Levin’s committee has also been seeking ways that Congress can fix the system, or at least plug loopholes. One idea floated by the Obama administration is that even if a portion of a company’s profits reside in a foreign subsidiary, those profits should be taxed in the U.S. if the foreign tax rate is low. "But this would require a fundamental change in tax law, and corporate America would view any such proposal as anticompetitive," Ryan says.
In Europe, meanwhile, lawmakers have been hammering multinationals that use transfer pricing schemes to avoid paying taxes in the jurisdictions in which they operate—despite the fact that they earn billions throughout Europe. In France, authorities reportedly raided Google’s offices in Paris and seized documents related to a tax dispute. The French government has already presented Google with a tax bill for $2.18 billion. Amazon has been given one for $252 million. Facebook Inc. is also believed to be on the hook for back taxes. And in the United Kingdom, members of Parliament in November accused Amazon, Google, and Starbucks Corporation of being "immoral" and "manipulative," and of "practicing tax avoidance on an industrial scale." An investigation revealed that Starbucks had paid no corporate tax in Britain for 14 of the last 15 years, prompting boycotts and demonstrations.
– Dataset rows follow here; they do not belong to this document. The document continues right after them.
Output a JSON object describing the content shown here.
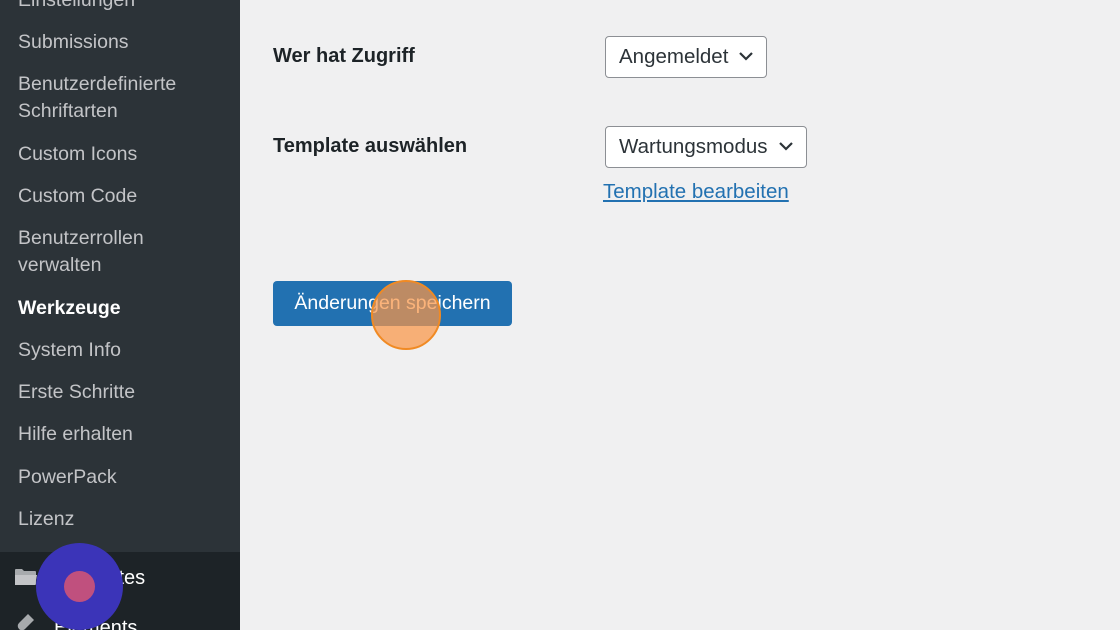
{
  "sidebar": {
    "items": [
      {
        "label": "Einstellungen",
        "active": false
      },
      {
        "label": "Submissions",
        "active": false
      },
      {
        "label": "Benutzerdefinierte Schriftarten",
        "active": false
      },
      {
        "label": "Custom Icons",
        "active": false
      },
      {
        "label": "Custom Code",
        "active": false
      },
      {
        "label": "Benutzerrollen verwalten",
        "active": false
      },
      {
        "label": "Werkzeuge",
        "active": true
      },
      {
        "label": "System Info",
        "active": false
      },
      {
        "label": "Erste Schritte",
        "active": false
      },
      {
        "label": "Hilfe erhalten",
        "active": false
      },
      {
        "label": "PowerPack",
        "active": false
      },
      {
        "label": "Lizenz",
        "active": false
      }
    ],
    "top_items": [
      {
        "label": "Templates",
        "icon": "folder-icon"
      },
      {
        "label": "Elements",
        "icon": "plug-icon"
      }
    ]
  },
  "main": {
    "access_label": "Wer hat Zugriff",
    "access_value": "Angemeldet",
    "template_label": "Template auswählen",
    "template_value": "Wartungsmodus",
    "edit_template_link": "Template bearbeiten",
    "save_button": "Änderungen speichern"
  },
  "colors": {
    "sidebar_bg": "#2c3338",
    "sidebar_lower_bg": "#1d2327",
    "primary": "#2271b1",
    "page_bg": "#f0f0f1",
    "click_marker": "#f08a24",
    "cursor_marker": "#3b34b8"
  }
}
Other companies engaging in these practices are less visible and therefore perhaps less vulnerable. But outrage in Europe is so strong, many predict that the European Union will soon try to make a coordinated effort to curb these practices. In a strident speech at Davos in January, the British prime minister, David Cameron, declared that abuse of tax systems was "an issue whose time has come."
He said the U.K. would use its presidency of the G8 group of rich nations to push for global action against corporate tax evasion and "aggressive" tax avoidance. And in a swipe at Starbucks, he declared that "any businesses who think that they can carry on dodging their fair share or that they can keep on selling to the U.K. and setting up ever-more complex tax arrangements abroad to squeeze their tax bill right down—well, they need to wake up and smell the coffee because the public who buy from them have had enough."
Strong words from politicians don’t always translate into action. And it remains to be seen whether real changes can take root in the U.S., Europe, and elsewhere. International treaties come into play. Low-tax nations that use their tax structure to lure investment will have to cooperate. But the influential Organization for Economic Cooperation and Development has vowed to play a key role in any coordinated effort to resolve these problems in Europe, in the U.S., and throughout the world. "That could change the game," Bingham’s Ryan says. "And it’s causing the companies a great deal of anxiety."
If changes do come, however, it doesn’t necessarily mean that the impact on multinationals will be devastating, says King. "There are a lot of creative tax lawyers out there," she says. "They’ll probably figure out how to get around the changes."